Uma história sobre luto.
Na Idade Média, a preparação para a morte subscrevia à ars (bene) moriendi. Um guia de estilo espiritual visava salvar a alma do purgatório, levando-a para o céu instantaneamente. Salus hominis in fini consistit.
Em Maio do ano passado, faleceu a minha mãe precoce e subitamente. Não, ela não deixou um guia de estilo. Enquanto família, adivinhámos um funeral, o que fazer com o corpo, em que cemitério o deixar. Adivinhámos os passos burocráticos para anunciar legalmente que esta pessoa já não existia. As idas às Finanças, ao Banco, ao Notário.
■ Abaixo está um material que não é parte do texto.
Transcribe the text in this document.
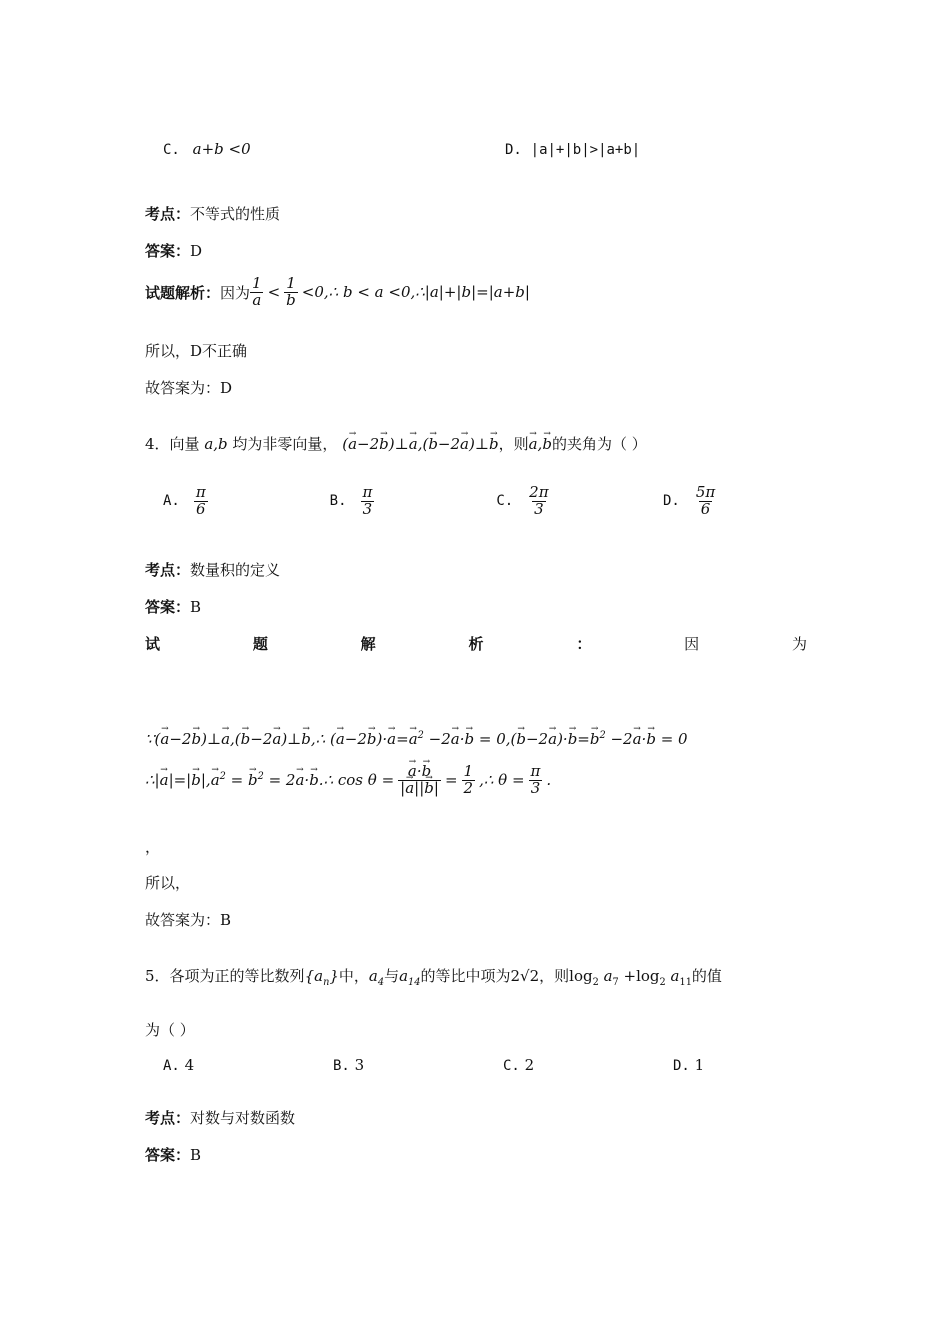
C. a+b <0	D. |a|+|b|>|a+b|
考点：不等式的性质
答案：D
试题解析： 因为 $\frac{1}{a} < \frac{1}{b}$ <0,∴ b < a <0,∴|a|+|b|=|a+b|
所以，D不正确
故答案为：D
4．向量 a,b 均为非零向量， (→ a−2→ b)⊥→ a,(→ b−2→ a)⊥→ b，则→ a,→ b的夹角为（ ）
A. $\frac{\pi}{6}$	B. $\frac{\pi}{3}$	C. $\frac{2\pi}{3}$	D. $\frac{5\pi}{6}$
考点：数量积的定义
答案：B
试	题	解	析	：	因	为
∵(→ a−2→ b)⊥→ a,(→ b−2→ a)⊥→ b,∴ (→ $a-2\to b)\cdot\to a=\to a^2 -2\to a\cdot\to b = 0,(\to b-2\to a)\cdot\to b=\to b^2 -2\to a\cdot\to b = 0$
∴|→ $a|=|\to b|,\to a^2$ = → $b^2 = 2\to a\cdot\to$ b.∴ cos θ =
→ $\frac{a\cdot\to b}{|\to a||\to b|} = \frac{1}{2}$ ,∴ $\theta = \frac{\pi}{3}$ .
，
所以，
故答案为：B
5．各项为正的等比数列$\{a_n\}$中，$a_4$与$a_{14}$的等比中项为2√2，则$\log_2 a_7 +\log_2$ $a_{11}$的值
为（ ）
A. 4	B. 3	C. 2	D. 1
考点：对数与对数函数
答案：B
Nesse momento, aprendi que morrer é difícil, estranhamente trabalhoso.
Morrer custa. O inevitável tem um preço e rouba tempo. Afinal a primeira ida às Finanças para declarar o óbito, (que leva consigo tempo de espera em filas intermináveis) não basta. Depois de um funeral e do “aluguer” num ossário, é preciso completar uma miríade de outras tarefas, desnecessariamente manuais e, talvez deliberadamente, contra-intuitivas onde é preciso sentar-me com essa realidade e anunciar vezes sem conta a diferentes entidades as palavras que quase começam a perder significado depois de tantas vezes repetidas: “Sim, esta pessoa que eu amo morreu. Sim, esta pessoa que eu amo morreu. Sim, esta pessoa que eu amo morreu.”
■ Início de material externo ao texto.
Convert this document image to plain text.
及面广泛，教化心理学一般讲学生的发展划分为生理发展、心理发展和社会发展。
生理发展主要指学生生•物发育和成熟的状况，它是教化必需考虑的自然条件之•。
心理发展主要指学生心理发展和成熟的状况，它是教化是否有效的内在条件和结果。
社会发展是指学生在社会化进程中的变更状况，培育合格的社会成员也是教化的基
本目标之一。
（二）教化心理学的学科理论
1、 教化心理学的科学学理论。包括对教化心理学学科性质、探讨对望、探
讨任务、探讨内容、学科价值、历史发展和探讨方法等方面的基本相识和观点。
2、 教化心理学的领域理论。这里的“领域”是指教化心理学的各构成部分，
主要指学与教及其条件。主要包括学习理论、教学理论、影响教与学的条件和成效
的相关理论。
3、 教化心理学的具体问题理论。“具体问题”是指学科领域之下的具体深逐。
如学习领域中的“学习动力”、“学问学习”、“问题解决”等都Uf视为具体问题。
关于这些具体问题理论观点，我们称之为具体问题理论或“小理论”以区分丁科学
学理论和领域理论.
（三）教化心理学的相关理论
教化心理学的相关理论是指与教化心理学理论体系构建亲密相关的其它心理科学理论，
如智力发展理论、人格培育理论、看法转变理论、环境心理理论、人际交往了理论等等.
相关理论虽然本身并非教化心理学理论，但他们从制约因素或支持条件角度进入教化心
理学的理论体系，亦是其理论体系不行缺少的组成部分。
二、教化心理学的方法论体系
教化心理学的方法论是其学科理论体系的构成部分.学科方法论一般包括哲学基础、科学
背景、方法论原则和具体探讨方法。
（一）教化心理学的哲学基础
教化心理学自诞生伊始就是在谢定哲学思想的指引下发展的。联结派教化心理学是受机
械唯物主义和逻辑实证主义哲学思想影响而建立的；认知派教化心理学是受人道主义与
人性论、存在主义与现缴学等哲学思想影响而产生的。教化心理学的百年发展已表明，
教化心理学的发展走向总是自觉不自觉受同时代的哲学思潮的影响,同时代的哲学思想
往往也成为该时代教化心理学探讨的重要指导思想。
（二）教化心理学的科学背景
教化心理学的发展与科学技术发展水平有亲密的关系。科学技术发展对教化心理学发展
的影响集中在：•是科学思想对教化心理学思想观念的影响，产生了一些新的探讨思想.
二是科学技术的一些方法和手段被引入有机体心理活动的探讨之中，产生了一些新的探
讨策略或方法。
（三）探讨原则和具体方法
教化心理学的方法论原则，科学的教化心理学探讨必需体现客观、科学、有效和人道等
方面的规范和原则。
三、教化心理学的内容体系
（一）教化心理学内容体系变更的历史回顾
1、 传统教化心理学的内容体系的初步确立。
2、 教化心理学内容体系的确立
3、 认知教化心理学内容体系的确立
O pior momento da minha vida transforma-se numa tarefa, no quotidiano. Isso não apazigua. Mas não me posso demorar demasiado a deitar-me nesse buraco. Há peças do puzzle burocrático para se juntar, que me obriga a pôr o dedo na ferida incessantemente. Tantas foram as vezes que saí de mãos a abanar de um edifício das entidades responsáveis pela morte, mais confusa do que quando lá entrei porque as indicações que o trabalhador com quem falei anteriormente não são as mesmas que este trabalhador diz precisar.
Três meses antes do falecimento da mãe, a Organização Mundial de Saúde reconheceu o luto prolongado como um transtorno. Esta foi a mais recente adição ao Manual Diagnóstico e Estatístico de Transtornos Mentais (DSM-5) publicado no mesmo ano. Este distúrbio consiste, para adultos, num luto persistente depois de um ano e de seis meses para crianças e adolescentes.
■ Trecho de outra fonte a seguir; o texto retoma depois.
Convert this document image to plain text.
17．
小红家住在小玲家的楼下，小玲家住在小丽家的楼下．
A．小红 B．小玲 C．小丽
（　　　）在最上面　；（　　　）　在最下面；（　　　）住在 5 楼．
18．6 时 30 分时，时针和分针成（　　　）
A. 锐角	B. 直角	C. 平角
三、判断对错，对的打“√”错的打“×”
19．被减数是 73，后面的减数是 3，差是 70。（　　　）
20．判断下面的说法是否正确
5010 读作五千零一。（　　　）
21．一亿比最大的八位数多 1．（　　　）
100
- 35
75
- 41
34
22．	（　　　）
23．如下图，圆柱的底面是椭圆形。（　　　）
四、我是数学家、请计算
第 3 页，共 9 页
Na minha situação, já passou quase um ano desde o facto. Ainda não consigo imaginar uma vida fora dele. Talvez não seja totalmente possível. Mas se existe uma arte para a morte, certamente haverá uma arte para o luto. Ainda não a encontrei escrita e talvez seja por isso que me fazem crer que não estou a colaborar. Existe um prazo subentendido: a simpatia pós-morte estende-se mais ou menos até umas semanas após o funeral. Depois disso, espera-se que a vida “normal” prossiga. Quando a tristeza inicial se transforma em irritabilidade, já não sou uma pessoa em luto, mas sim uma pessoa errática. A engrenagem da normalidade não pára. O processo de luto não é compatível com um mundo optimizado como o de hoje. E o luto torna-se, então, patológico, “persistente”.
E o tempo passa. As logísticas da morte parecem ser impenetráveis. O tamanho da burocracia impede a vida a quem vive ainda. A reintegração na vida normal, nos interesses pessoais, nas relações interpessoais é, com certeza, uma arte, mas uma arte solitária. Ninguém me avisou que morrer era tão laborioso.